Are there ways to do some light pruning on the mosaic startup messages? It's a low priority query but it's been bugging me.

> library(mosaic)
Loading required package: dplyr

Attaching package: ‘dplyr’

The following objects are masked from ‘package:stats’:

    filter, lag

The following objects are masked from ‘package:base’:

    intersect, setdiff, setequal, union

Loading required package: lattice
Loading required package: ggformula
Loading required package: ggplot2
RStudio Community is a great place to get help:
https://community.rstudio.com/c/tidyverse
Loading required package: ggstance

Attaching package: ‘ggstance’

The following objects are masked from ‘package:ggplot2’:

    geom_errorbarh, GeomErrorbarh


New to ggformula?  Try the tutorials: 
	learnr::run_tutorial("introduction", package = "ggformula")
	learnr::run_tutorial("refining", package = "ggformula")
Loading required package: mosaicData
Loading required package: Matrix
Registered S3 method overwritten by 'mosaic':
  method                           from   
  fortify.SpatialPolygonsDataFrame ggplot2

The 'mosaic' package masks several functions from core packages in order to add 
additional features.  The original behavior of these functions should not be affected by this.

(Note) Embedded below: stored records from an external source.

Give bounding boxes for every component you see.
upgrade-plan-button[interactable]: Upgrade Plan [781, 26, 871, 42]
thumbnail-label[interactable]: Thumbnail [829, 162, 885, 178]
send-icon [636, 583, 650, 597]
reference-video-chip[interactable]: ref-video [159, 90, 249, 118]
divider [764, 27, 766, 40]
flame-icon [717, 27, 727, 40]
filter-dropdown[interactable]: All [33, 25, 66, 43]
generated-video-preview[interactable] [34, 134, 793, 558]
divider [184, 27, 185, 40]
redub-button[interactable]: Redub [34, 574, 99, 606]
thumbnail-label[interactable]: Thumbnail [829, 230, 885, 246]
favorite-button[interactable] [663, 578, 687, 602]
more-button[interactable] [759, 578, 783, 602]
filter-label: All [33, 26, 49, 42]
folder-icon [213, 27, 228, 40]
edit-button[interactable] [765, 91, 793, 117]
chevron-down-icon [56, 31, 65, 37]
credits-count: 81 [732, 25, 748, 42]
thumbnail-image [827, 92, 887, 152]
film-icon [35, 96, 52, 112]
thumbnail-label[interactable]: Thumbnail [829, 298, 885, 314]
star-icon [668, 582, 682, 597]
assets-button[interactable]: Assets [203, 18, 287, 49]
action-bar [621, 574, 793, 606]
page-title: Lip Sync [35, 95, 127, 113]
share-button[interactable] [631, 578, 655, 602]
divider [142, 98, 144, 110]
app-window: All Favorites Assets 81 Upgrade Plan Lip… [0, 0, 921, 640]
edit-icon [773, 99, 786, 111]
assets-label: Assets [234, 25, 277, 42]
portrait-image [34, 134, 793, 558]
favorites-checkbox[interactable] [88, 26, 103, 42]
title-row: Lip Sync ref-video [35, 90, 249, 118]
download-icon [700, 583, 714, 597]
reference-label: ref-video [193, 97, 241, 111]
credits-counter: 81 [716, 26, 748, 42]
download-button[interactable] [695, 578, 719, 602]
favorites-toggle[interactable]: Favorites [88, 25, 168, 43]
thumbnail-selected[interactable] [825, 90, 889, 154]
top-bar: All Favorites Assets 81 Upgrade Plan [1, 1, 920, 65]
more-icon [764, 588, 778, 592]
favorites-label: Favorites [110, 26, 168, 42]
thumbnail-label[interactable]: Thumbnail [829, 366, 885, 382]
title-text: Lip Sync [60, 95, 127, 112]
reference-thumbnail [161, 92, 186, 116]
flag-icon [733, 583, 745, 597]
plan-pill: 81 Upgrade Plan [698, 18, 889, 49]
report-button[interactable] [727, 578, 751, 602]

Note: If you use the Matrix package, be sure to load it BEFORE loading mosaic.

Have you tried the ggformula package for your plots?

Attaching package: ‘mosaic’

The following object is masked from ‘package:Matrix’:

    mean

The following object is masked from ‘package:ggplot2’:

    stat

The following objects are masked from ‘package:dplyr’:

    count, do, tally

The following objects are masked from ‘package:stats’:

    binom.test, cor, cor.test, cov, fivenum, IQR, median, prop.test, quantile, sd,
    t.test, var

The following objects are masked from ‘package:base’:

    max, mean, min, prod, range, sample, sum

All I can really see as fully redundant is the "Have you tried the ggformula package for your plots?" since the tutorials are plugged.

Perhaps consider the way that the tidyverse package reports masking?

> library(tidyverse)
── Attaching packages ─────────────────────────────────────────────────────────────────── tidyverse 1.3.0 ──
✓ tibble  3.0.1     ✓ purrr   0.3.4
✓ tidyr   1.1.0     ✓ stringr 1.4.0
✓ readr   1.3.1     ✓ forcats 0.5.0
── Conflicts ────────────────────────────────────────────────────────────────────── tidyverse_conflicts() ──
x mosaic::count()            masks dplyr::count()
x purrr::cross()             masks mosaic::cross()
x mosaic::do()               masks dplyr::do()
x tidyr::expand()            masks Matrix::expand()
x dplyr::filter()            masks stats::filter()
x ggstance::geom_errorbarh() masks ggplot2::geom_errorbarh()
x dplyr::lag()               masks stats::lag()
x tidyr::pack()              masks Matrix::pack()
x mosaic::stat()             masks ggplot2::stat()
x mosaic::tally()            masks dplyr::tally()
x tidyr::unpack()            masks Matrix::unpack()

Note that the colors used by the tidyverse package are less jarring for novice and experienced users.